The SSV delimiter works exactly the same as the CSV delimiter, with semicolon in place of comma.
CSV and SSV delimiters are only allowed with BYTE(0), C0, CHAR(0), and TEXT(0). They are not allowed with the “counted” formats (VARCHAR(0) and so on); the count defines the value exactly and there is no need for quoting. (If delimiting is desired, use the comma or nl delimiters on counted formats.)
COPY FROM: Some CSV file variants use quote escaping (\") instead of quote doubling ("") to indicate a quote inside a quoted string. The C format handles\- escaping, so use the C0CSV format and delimiter to handle this type of file. (CSV with COPY INTO always writes quote doubling (never quote escaping) when needed.)
With Null Clause for COPY
When copying data from a table to a file, the with null clause directs copy to put the specified value in the file in place of null fields. You must specify the with null clause for any column that is nullable; if you omit the with null clause, the DBMS Server returns an error when it encounters null data, and aborts the copy statement.
When copying data from a file to a table, the with null clause specifies the value in the file to be interpreted as a null. When copy encounters this value in the file, it writes a null to the corresponding table column.
To prevent conflicts between valid data and null entries, choose a value that does not occur as part of the data in your table. The value you choose to represent nulls must be compatible with the format of the field in the file. Character formats require quoted values and numeric formats require unquoted numeric values.
For example, the following example is incorrect, because the value specified for nulls (numeric zero) conflicts with the character data type of the field:
Wrong:
c0comma with null(0)
The following example, however, is correct:
Right:
c0comma with null("0")
The null value is character data, specified in quotes, and does not conflict with the data type of the field. Do not use the keyword null, quoted or unquoted, for a numeric format.
When copying from a table to a file, be sure that the field format you specify is at least as large as the value you specify for the with null clause. If the column format is too small, the DBMS Server truncates the null value written to the data file to fit the specified format. For example, in the following statement the string "NULL" is truncated to "N" because the format is incorrectly specified as one character:
Wrong:
copy table t1 (col1 = varchar(1) with null ("NULL")) into "t1.dat"

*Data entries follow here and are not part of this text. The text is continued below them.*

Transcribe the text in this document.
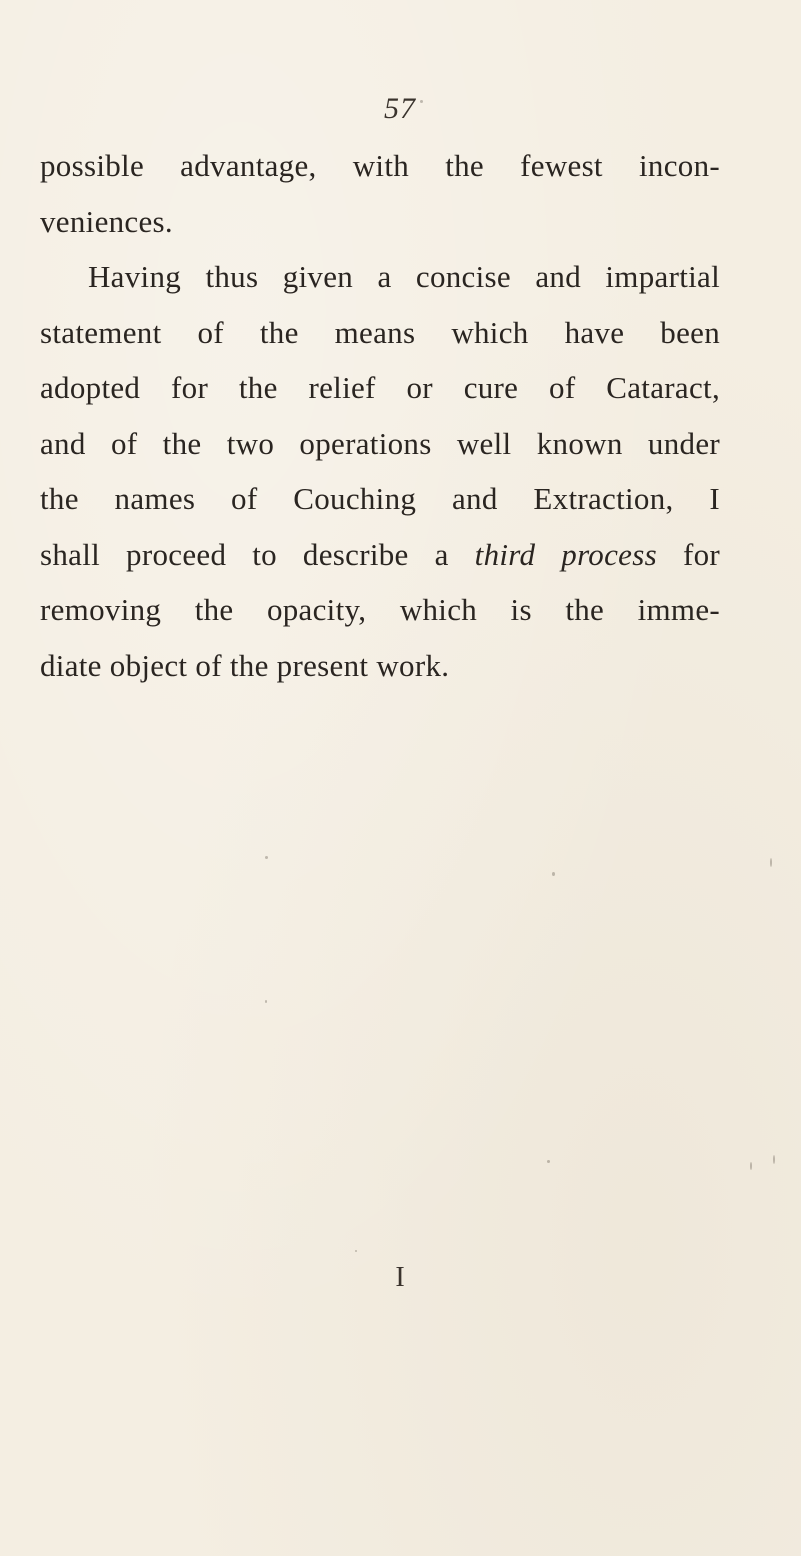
57
possible advantage, with the fewest incon-
veniences.
Having thus given a concise and impartial
statement of the means which have been
adopted for the relief or cure of Cataract,
and of the two operations well known under
the names of Couching and Extraction, I
shall proceed to describe a third process for
removing the opacity, which is the imme-
diate object of the present work.
I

The correct version specifies a 4-character format for the column.
Right:
copy table t1 (col1 = varchar(4) with null ("NULL")) into "t1.dat"
If you specify with null but omit value, copy appends a trailing byte indicating whether the field is null. For null fields, copy inserts an undefined data value in place of the null and sets the trailing byte to indicate a null field. You must specify value for nullable char(0) and varchar(0) columns.